Many startups never get off the ground for lack of funds needed to transform their brilliant idea into a functioning business. One potential solution is to seek out an angel investor: an individual or business that that can provide startup capital in exchange for shares in the company.
While there are downsides to seeking out equity investment, an angel investor can work wonders for business owners trying to bring their idea to life.
1. Do you need an angel investor?
Angel investment isn’t appropriate for every startup.
“I think the very first question they need to ask themselves is do they actually need equity investment at all,” says Sam Hajjar, managing director of Saljar Group. “They first need to take a step back, and determine if they need external funding, because sometimes they may be able to get by with other sources, or their own internal sources of funding or through their business.”
2. Understand the drawbacks
Once a business has established that it needs equity investment, it’s important to be intimately aware of what it might mean for the future of the operation. Angel investment often entails a slight loss of control over the direction of the business to the new shareholders.
“What that means is they’re not going to want to run your business for you on a day-to-day basis – they’ll expect you to do that well – but they’ll usually request a say in critical decisions and strategic decisions. They could stop you from making key strategic decisions and things like that without their approval.”
3. Know where to look and who to ask
Hajjar insists that it’s not impossible to find investors – there are a number of equity investment networks in Australia open to pitches from entrepreneurs – but rather that it’s hard for investors to find the right company to back.
“It’s often said it’s hard to find investors – and it is: statistically only a small number people get an investment. The reality is that a lot of investors actually say that it’s quite hard to find the right company to invest in.”
The key to being that company comes down largely to knowing which avenues are open to your business, and how well prepared your pitch is. Companies like Azure Group and Saljar exist to help you with the latter. With respect to the former, The Australian Small Scale Offering Board (ASSOB), Wholesale Investor, the Australian Investor Network and Innovation Bay (an IT-focused network of which Azure Group are a member, and which helped launch daily deals site Spreets) are all Australian-based investment networks worth investigating.
4. Define the value proposition
Once aware of the benefits and risks, business owners need to begin work on how they’ll present the business concept to prospective investors. The most important factor here is to make it absolutely clear how the idea will be valuable as a business.
“The number one thing they’re looking for is to make money out of investing in that company,” says Michael Derin, CEO of Azure Group.
This often means that businesses seeking equity investment need to pose a very high value proposition.

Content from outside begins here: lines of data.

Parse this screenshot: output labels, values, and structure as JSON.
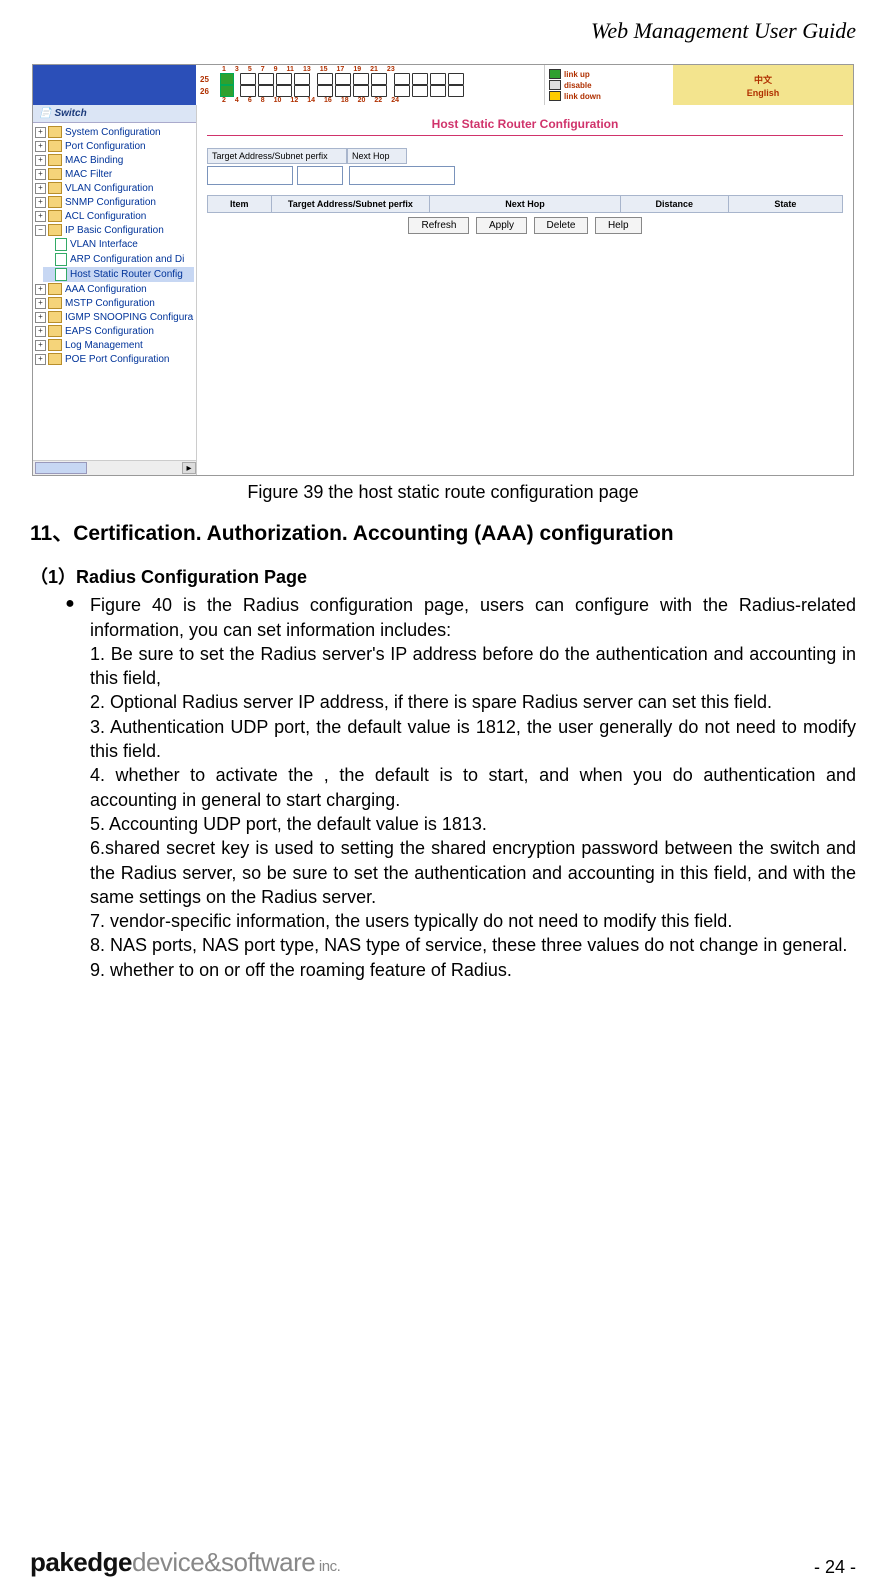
{
  "doc_header": "Web Management User Guide",
  "screenshot": {
    "ports": {
      "row1_label": "25",
      "row1_numbers": [
        "1",
        "3",
        "5",
        "7",
        "9",
        "11",
        "13",
        "15",
        "17",
        "19",
        "21",
        "23"
      ],
      "row2_label": "26",
      "row2_numbers": [
        "2",
        "4",
        "6",
        "8",
        "10",
        "12",
        "14",
        "16",
        "18",
        "20",
        "22",
        "24"
      ]
    },
    "legend": {
      "link_up": "link up",
      "disable": "disable",
      "link_down": "link down"
    },
    "lang": {
      "cn": "中文",
      "en": "English"
    },
    "sidebar_title": "Switch",
    "tree": {
      "system": "System Configuration",
      "port": "Port Configuration",
      "mac_binding": "MAC Binding",
      "mac_filter": "MAC Filter",
      "vlan": "VLAN Configuration",
      "snmp": "SNMP Configuration",
      "acl": "ACL Configuration",
      "ip_basic": "IP Basic Configuration",
      "vlan_interface": "VLAN Interface",
      "arp_config": "ARP Configuration and Di",
      "host_static": "Host Static Router Config",
      "aaa": "AAA Configuration",
      "mstp": "MSTP Configuration",
      "igmp": "IGMP SNOOPING Configura",
      "eaps": "EAPS Configuration",
      "log": "Log Management",
      "poe": "POE Port Configuration"
    },
    "main": {
      "title": "Host Static Router Configuration",
      "form_label1": "Target Address/Subnet perfix",
      "form_label2": "Next Hop",
      "table_headers": {
        "item": "Item",
        "target": "Target Address/Subnet perfix",
        "next_hop": "Next Hop",
        "distance": "Distance",
        "state": "State"
      },
      "buttons": {
        "refresh": "Refresh",
        "apply": "Apply",
        "delete": "Delete",
        "help": "Help"
      }
    }
  },
  "caption": "Figure 39 the host static route configuration page",
  "section_heading": "11、Certification. Authorization. Accounting (AAA) configuration",
  "sub_heading": "（1）Radius Configuration Page",
  "bullet_intro": "Figure 40 is the Radius configuration page, users can configure with the Radius-related information, you can set information includes:",
  "bullets": {
    "p1": "1. Be sure to set the Radius server's IP address before do the authentication and accounting in this field,",
    "p2": "2. Optional Radius server IP  address, if there is spare Radius server can set this field.",
    "p3": "3. Authentication UDP port, the  default value is 1812, the user generally do not need to modify this field.",
    "p4": "4. whether to activate the , the default is to start, and when you do authentication and accounting in general to start charging.",
    "p5": "5. Accounting UDP port, the default value is 1813.",
    "p6": "6.shared secret key is used to setting the shared encryption password between the switch and the Radius server, so be sure to set the authentication and accounting in this field, and with the same settings on the Radius server.",
    "p7": "7. vendor-specific information,  the users typically do not need to modify this field.",
    "p8": "8. NAS ports, NAS port type, NAS  type of service, these three values do not change in general.",
    "p9": "9. whether to on or off the roaming feature of Radius."
  },
  "footer": {
    "logo_bold": "pakedge",
    "logo_light": "device&software",
    "logo_inc": " inc.",
    "page_num": "- 24 -"
  }
}
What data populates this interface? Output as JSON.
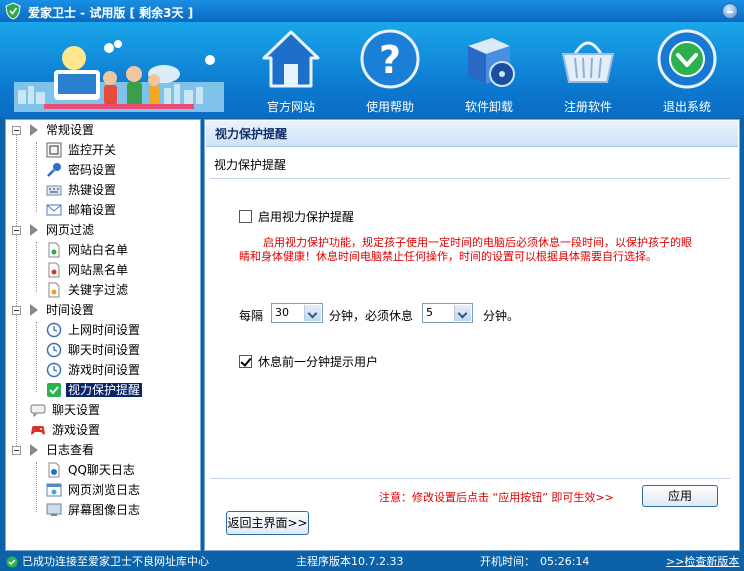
{
  "window": {
    "title": "爱家卫士 - 试用版 [ 剩余3天 ]"
  },
  "toolbar": [
    {
      "label": "官方网站",
      "icon": "home-icon"
    },
    {
      "label": "使用帮助",
      "icon": "help-icon"
    },
    {
      "label": "软件卸载",
      "icon": "uninstall-box-icon"
    },
    {
      "label": "注册软件",
      "icon": "basket-icon"
    },
    {
      "label": "退出系统",
      "icon": "exit-icon"
    }
  ],
  "tree": {
    "groups": [
      {
        "label": "常规设置",
        "items": [
          {
            "label": "监控开关",
            "icon": "monitor-switch-icon"
          },
          {
            "label": "密码设置",
            "icon": "key-icon"
          },
          {
            "label": "热键设置",
            "icon": "keyboard-icon"
          },
          {
            "label": "邮箱设置",
            "icon": "mail-icon"
          }
        ]
      },
      {
        "label": "网页过滤",
        "items": [
          {
            "label": "网站白名单",
            "icon": "whitelist-page-icon"
          },
          {
            "label": "网站黑名单",
            "icon": "blacklist-page-icon"
          },
          {
            "label": "关键字过滤",
            "icon": "keyword-page-icon"
          }
        ]
      },
      {
        "label": "时间设置",
        "items": [
          {
            "label": "上网时间设置",
            "icon": "clock-icon"
          },
          {
            "label": "聊天时间设置",
            "icon": "clock-icon"
          },
          {
            "label": "游戏时间设置",
            "icon": "clock-icon"
          },
          {
            "label": "视力保护提醒",
            "icon": "check-icon",
            "selected": true
          }
        ]
      },
      {
        "label": "聊天设置",
        "icon": "chat-icon",
        "items": []
      },
      {
        "label": "游戏设置",
        "icon": "gamepad-icon",
        "items": []
      },
      {
        "label": "日志查看",
        "items": [
          {
            "label": "QQ聊天日志",
            "icon": "qq-log-icon"
          },
          {
            "label": "网页浏览日志",
            "icon": "browser-log-icon"
          },
          {
            "label": "屏幕图像日志",
            "icon": "screen-log-icon"
          }
        ]
      }
    ]
  },
  "panel": {
    "header": "视力保护提醒",
    "group_title": "视力保护提醒",
    "enable_label": "启用视力保护提醒",
    "enable_checked": false,
    "note": "启用视力保护功能，规定孩子使用一定时间的电脑后必须休息一段时间，以保护孩子的眼睛和身体健康！休息时间电脑禁止任何操作，时间的设置可以根据具体需要自行选择。",
    "interval_prefix": "每隔",
    "interval_value": "30",
    "interval_suffix": "分钟，必须休息",
    "rest_value": "5",
    "rest_suffix": "分钟。",
    "notify_label": "休息前一分钟提示用户",
    "notify_checked": true,
    "hint": "注意：修改设置后点击 “应用按钮” 即可生效>>",
    "apply_label": "应用",
    "back_label": "返回主界面>>"
  },
  "status": {
    "connection": "已成功连接至爱家卫士不良网址库中心",
    "version": "主程序版本10.7.2.33",
    "uptime_label": "开机时间：",
    "uptime": "05:26:14",
    "update_link": ">>检查新版本"
  },
  "colors": {
    "accent_blue": "#0c62a8",
    "warning_red": "#e00000",
    "selection": "#0a246a"
  }
}
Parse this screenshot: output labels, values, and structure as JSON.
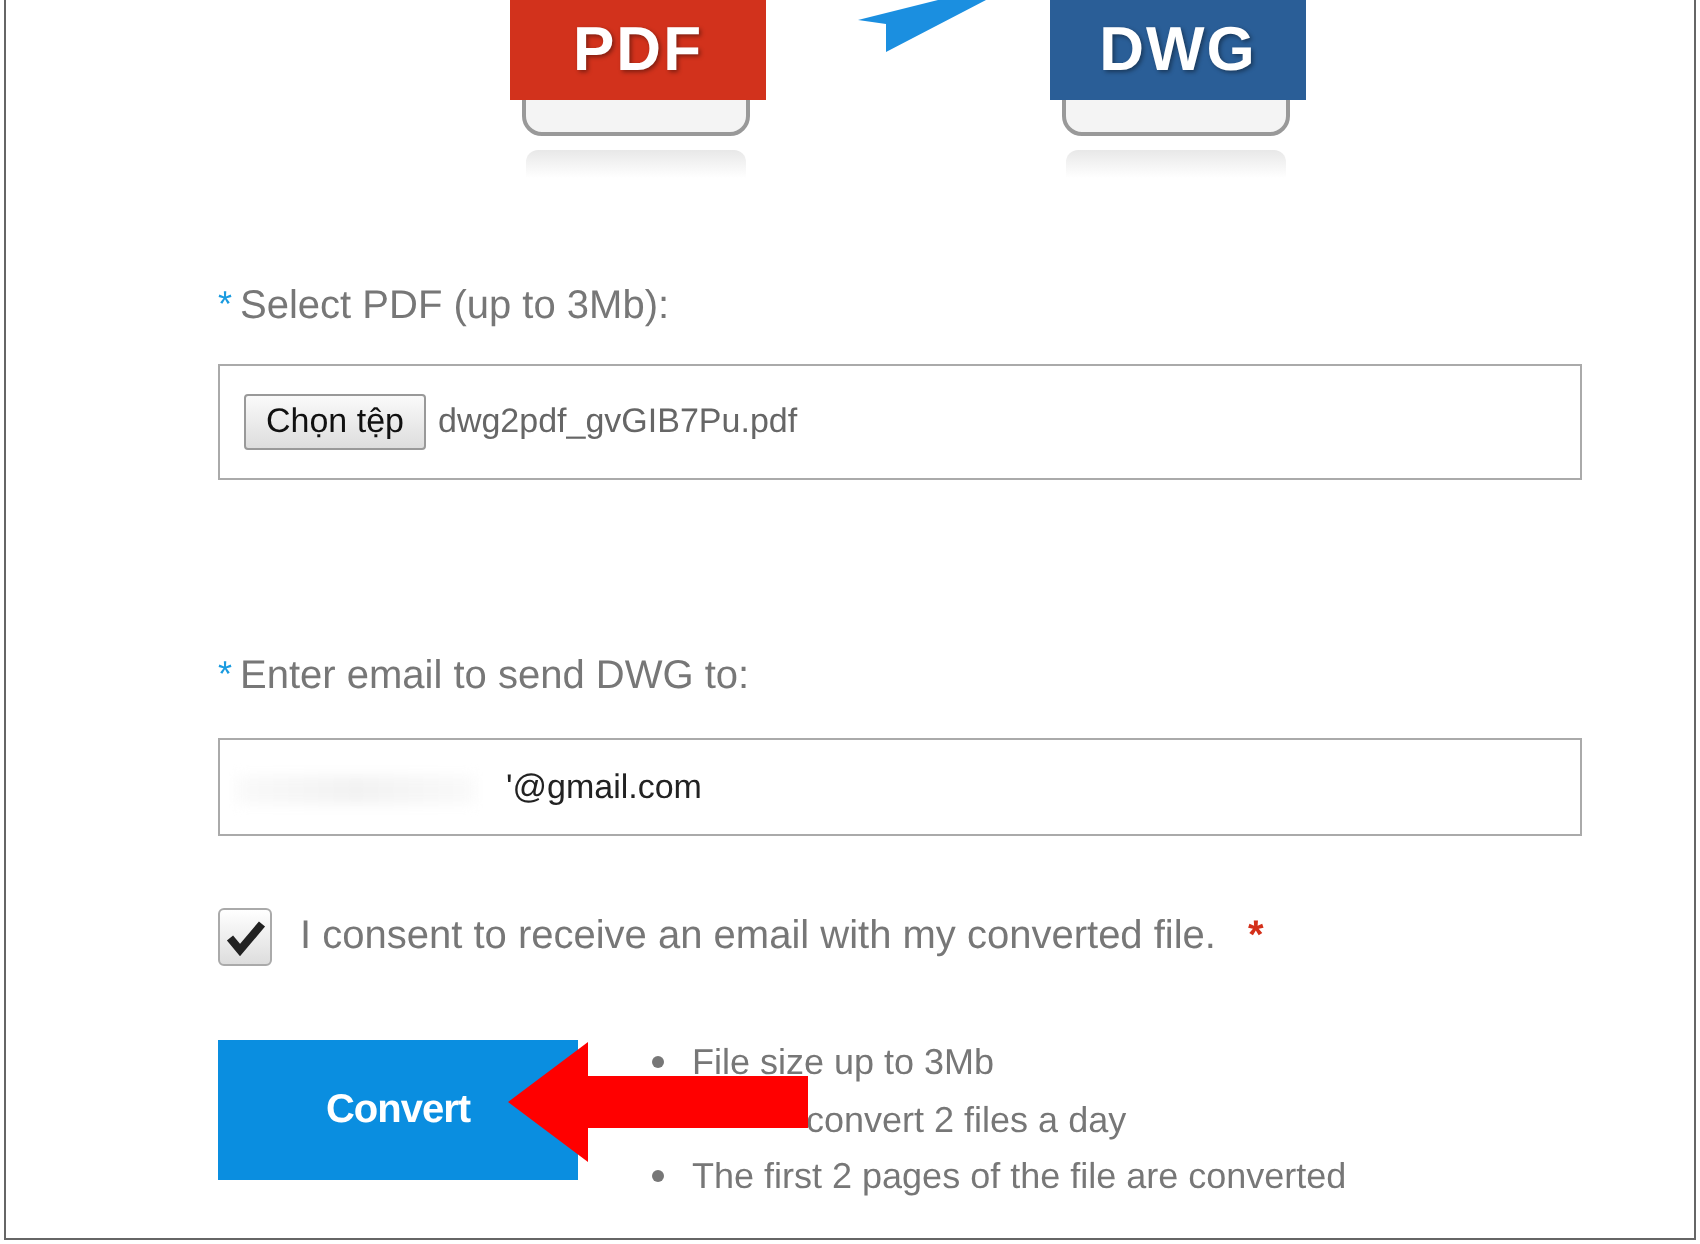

“Investing in startups is generally considered to be a higher risk than investing in more traditional investment outlets like the stock market,” says Saljar’s Hajjar. “As a result, investors, particularly sophisticated investors, will look for the potential to make a higher return than they would get in other, more traditional investments.”
5. Do some groundwork
It’s not simply enough to wander into an investment meeting with an idea scrawled on a napkin. Investors will want to see that work has been put into the concept already.
“Businesses need to present the opportunity to an angel investor in the right light,” says Azure Group’s Derin. “Before they even approach any angel investors, they need to do some ground work in getting the business to a point where it’s going to be attractive to angel investors. They need to have something tangible about the product that they’re developing. They don’t need the perfect product; part of getting capital might be that they need it to develop the product properly. They need to substantiate why the business or the idea that they’ve got is worth investing in.”
6. Establish the risk involved
Part of this substantiation is to show that you’ve got a clearly defined conception of the risk involved.
“As a person who’s seeking investment, you need to demonstrate to the investor that you have addressed all of their key risks and opportunities associated with your venture, and that you’ve really got a clear plan for what you’re going to do,” says Hajjar.
“You really need to be able to demonstrate that you’ve investigated your market context very carefully, and that you understand it very well,” says Hajjar. “Often that will mean you’ll be able to identify the key risks honestly and objectively.”
7. Show how you plan to spend the investment
The proposition will have to detail how you plan to spend the investment, as well as demonstrating how the business will generate its own revenue.
“You have to communicate clearly what your plans are for the venture, how you propose to spend the money, how you propose to generate the revenue, and, importantly, what team and advisors you have in place to execute those plans,” says Hajjar.
8. Don’t make bold claims
It’s crucial not to oversell the idea, as experienced investors will likely see through any embellishment.
“Another thing that turns away angel investors is when people say they can take over the world in two or three years time,” he continues. “That turns away the majority of investors in a heartbeat.”
Instead, you need to be realistic and objective, while still playing up the value in your business.
“If you make ill-considered statements like ‘there are no competitors in this space and we will dominate the market’, it will make you look a little naïve and ill-prepared rather than something that’s good to invest in,” advises Hajjar. “If you try to gloss over it or paint a more attractive picture, especially with sophisticated investors who know their space, you run a big risk of that backfiring.”